特集「ISAI PARK INTERVIEW」では、ISAI PARKの建築・設計や食、音楽などにまつわる人々を紹介します。 この記事で紹介するのは、ISAI PARKで提供するヘラルボニーブレンドを焙煎する、Nagasawa COFFEE代表の長澤一浩さん。盛岡市上田に店舗を構え、コーヒー生豆の仕入れ、焙煎、抽出、提供までを一貫して手がける長澤 一浩(ながさわ・かずひろ)さんに、ヘラルボニーブレンド開発の経緯と、ISAI PARKへの想いをお聞きしました。
記事:宮本拓海 / 写真:菅原結衣
Profile
Nagasawa COFFEE
盛岡市上田に店舗を構え、生豆の仕入れから焙煎、抽出、提供までを一貫して行うロースターカフェ。ISAI PARKでは、Nagasawa COFFEEが焙煎したヘラルボニーオリジナルブレンドを使用している。
長澤一浩
2007年 開業を目指し、富士珈機3kg焙煎機を自宅に設置し独学でコーヒーの探究を始める。
2012年 約5年の準備期間を経て岩手県盛岡市で開業
2018年 店舗を移転拡大、以前の倍のスペースを確保し、同時により高い品質を目指しPROBAT UG-15と呼ばれる1960年代製の焙煎機を新たに導入
2019年 世界的なコーヒーメディアSPRUDGEが選出する「コーヒーの仕事を通じて世界を変えている20人」に選ばれる
Interview
ーー長澤さんとヘラルボニーとの出会いを教えてください。
長澤 : ヘラルボニーが会社を設立する前、「MUKU」というブランド名で活動をしていた頃に、ハンカチを買わせてもらったり、ヘラルボニーの松田文登くんがよくお店にきてくれたりしていたので、ヘラルボニーのことはもともとよく知っていたんです。
私の娘も障害があるので、ヘラルボニーの活動にはとても共感していて、いつかなにか一緒にできることがあればぜひ協力したいな、という気持ちを持っていました。
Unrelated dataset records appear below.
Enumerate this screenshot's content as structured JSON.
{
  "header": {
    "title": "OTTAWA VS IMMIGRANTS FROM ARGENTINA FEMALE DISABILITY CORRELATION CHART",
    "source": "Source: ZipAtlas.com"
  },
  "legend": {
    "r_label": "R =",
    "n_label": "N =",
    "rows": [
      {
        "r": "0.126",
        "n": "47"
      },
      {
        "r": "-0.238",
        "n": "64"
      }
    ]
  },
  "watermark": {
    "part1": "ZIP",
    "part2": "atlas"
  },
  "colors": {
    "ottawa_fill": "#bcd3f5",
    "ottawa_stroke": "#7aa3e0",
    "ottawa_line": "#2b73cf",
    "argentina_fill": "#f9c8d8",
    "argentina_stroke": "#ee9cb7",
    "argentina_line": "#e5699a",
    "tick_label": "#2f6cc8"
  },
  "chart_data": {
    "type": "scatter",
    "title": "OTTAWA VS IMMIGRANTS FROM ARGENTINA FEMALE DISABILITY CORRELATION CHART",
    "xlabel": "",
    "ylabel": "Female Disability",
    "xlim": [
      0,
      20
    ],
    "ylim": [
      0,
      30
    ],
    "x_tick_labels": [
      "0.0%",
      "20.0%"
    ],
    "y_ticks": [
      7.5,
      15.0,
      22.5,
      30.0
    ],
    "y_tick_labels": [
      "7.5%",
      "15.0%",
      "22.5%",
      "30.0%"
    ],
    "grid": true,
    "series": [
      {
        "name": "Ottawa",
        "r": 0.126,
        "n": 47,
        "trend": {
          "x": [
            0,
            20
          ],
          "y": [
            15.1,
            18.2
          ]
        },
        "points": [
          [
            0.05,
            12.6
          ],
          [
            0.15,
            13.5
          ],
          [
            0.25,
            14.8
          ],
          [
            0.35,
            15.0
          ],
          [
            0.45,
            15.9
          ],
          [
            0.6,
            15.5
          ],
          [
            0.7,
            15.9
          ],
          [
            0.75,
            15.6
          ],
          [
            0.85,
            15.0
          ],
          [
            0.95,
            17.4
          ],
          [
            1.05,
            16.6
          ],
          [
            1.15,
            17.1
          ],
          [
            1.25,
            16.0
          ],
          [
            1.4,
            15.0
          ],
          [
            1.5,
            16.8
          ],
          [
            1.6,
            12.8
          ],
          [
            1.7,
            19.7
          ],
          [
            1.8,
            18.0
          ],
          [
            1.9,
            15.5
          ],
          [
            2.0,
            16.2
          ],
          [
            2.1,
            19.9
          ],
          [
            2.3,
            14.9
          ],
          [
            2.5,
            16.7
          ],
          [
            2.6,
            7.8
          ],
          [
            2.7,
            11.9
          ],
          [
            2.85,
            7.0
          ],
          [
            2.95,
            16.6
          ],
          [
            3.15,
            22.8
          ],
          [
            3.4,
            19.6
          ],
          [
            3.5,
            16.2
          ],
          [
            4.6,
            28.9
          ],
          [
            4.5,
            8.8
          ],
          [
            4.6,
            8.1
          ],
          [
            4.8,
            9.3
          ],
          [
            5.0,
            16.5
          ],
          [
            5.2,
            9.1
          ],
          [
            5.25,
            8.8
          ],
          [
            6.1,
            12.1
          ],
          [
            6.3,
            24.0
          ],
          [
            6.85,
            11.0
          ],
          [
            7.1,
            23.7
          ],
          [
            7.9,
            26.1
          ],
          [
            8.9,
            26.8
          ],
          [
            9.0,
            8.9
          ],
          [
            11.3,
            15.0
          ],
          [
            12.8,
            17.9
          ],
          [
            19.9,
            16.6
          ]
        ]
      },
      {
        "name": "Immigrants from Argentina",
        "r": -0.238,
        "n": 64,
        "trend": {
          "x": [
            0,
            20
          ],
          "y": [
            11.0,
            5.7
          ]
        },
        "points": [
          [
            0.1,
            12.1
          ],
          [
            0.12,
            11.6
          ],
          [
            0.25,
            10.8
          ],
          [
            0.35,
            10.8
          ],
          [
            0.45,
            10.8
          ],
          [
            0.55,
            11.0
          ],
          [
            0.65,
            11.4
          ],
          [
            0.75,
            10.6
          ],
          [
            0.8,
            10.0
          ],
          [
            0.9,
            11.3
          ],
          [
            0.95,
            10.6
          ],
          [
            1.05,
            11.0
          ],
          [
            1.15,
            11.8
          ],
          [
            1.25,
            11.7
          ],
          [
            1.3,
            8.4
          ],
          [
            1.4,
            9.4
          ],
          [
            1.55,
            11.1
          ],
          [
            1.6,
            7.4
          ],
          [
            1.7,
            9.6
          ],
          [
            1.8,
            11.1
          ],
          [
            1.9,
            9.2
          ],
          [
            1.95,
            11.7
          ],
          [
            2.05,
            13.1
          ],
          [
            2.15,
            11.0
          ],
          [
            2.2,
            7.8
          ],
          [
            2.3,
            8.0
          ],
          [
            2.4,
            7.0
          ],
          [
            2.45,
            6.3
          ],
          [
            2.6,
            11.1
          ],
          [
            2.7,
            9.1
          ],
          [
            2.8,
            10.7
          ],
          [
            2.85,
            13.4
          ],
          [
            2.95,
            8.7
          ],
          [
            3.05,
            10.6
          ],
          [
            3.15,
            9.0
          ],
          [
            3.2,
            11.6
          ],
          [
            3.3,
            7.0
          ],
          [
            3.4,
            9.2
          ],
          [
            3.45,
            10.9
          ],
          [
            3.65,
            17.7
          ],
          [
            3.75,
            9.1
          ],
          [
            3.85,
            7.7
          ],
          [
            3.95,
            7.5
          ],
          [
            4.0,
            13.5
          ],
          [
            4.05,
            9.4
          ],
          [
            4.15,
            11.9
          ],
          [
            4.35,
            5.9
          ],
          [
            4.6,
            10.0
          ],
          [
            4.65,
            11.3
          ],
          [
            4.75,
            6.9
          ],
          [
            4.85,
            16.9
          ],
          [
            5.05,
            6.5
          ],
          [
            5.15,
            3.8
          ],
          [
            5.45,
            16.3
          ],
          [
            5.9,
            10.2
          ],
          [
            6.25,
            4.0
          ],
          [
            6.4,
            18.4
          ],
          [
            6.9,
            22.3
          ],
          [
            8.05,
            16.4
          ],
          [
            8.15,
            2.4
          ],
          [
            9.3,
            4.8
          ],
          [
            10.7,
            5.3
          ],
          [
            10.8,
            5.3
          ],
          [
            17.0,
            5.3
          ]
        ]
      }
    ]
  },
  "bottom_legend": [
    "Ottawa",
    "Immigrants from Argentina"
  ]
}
その中で、ヘラルボニーが活動の幅を広げて、知名度がどんどん上がってきて、私たちもコーヒーでできることを増やして、少しずつ色々な人たちに知ってもらえるような段階になったときに、「盛岡に拠点を持って頑張っているもの同士、一緒に仕事ができたらいいね」と話をして、実現したのが2023年。初めての共同プロジェクトとして、4名のへラルボニー契約作家のアートを起用したコラボ限定ドリップバッグとコースターの販売を行いました。

ーードリップバッグとコースターを共同制作した後、ISAI PARKで提供するコーヒーも手掛けることが決まったんですね。依頼を受けたときは、どんなことを感じましたか?
長澤:盛岡にとって重要な場所のひとつであるカワトクが、これからも残ってほしいという想いを持っていたので、断る理由は何もなかったですね。私たちができるベストを、ISAI PARKに注ぎたいと感じて、快く引き受けました。
コーヒーの依頼を受けた後、私たちがすでに出している商品の中から提供する豆を選ぶのではなく、新しいブレンドをつくったほうがいいのではないかという提案を、こちらからさせていただきました。ISAI PARKでNagasawa COFFEEの色を出すよりも、ヘラルボニーとして出したい味をちゃんと表現したほうがいいと思ったんです。
ーーヘラルボニーブレンドは、どんな特徴のあるコーヒーなんでしょうか。
長澤:ヘラルボニーブレンドは、南米、中米、アフリカなど広いエリアの原産国の豆を合わせた、中煎りと深煎りのブレンドに仕上げています。
コーヒー豆は収穫される場所によっても味が変わるので、世界各国のコーヒー豆がそれぞれ個性を発揮し、それがうまく融合するブレンドにすることによって、ヘラルボニーやISAI PARKのコンセプトを表現した味にできるのではないかと考えました。
また、ISAI PARKには、幅広い年代の方々が訪れると思うので、どんな年代の人が飲んでも美味しく感じてもらえるように、飲みやすさやまとまりのよさを意識した味わいにしています。
私たちが大切にしていることのひとつでもあるんですが、コーヒーはかしこまって飲んだり、味を吟味して飲むと言うよりは、人と話をするときに、ゆっくりしたいときに、当たり前に傍らにあって、楽しめるものであってほしいと思っているんです。
なので、ISAI PARKでも私たちがつくるコーヒーが強く存在感を放つというよりは、その場所に溶け込んで、自然にみんなが楽しめるものになっていると嬉しいです。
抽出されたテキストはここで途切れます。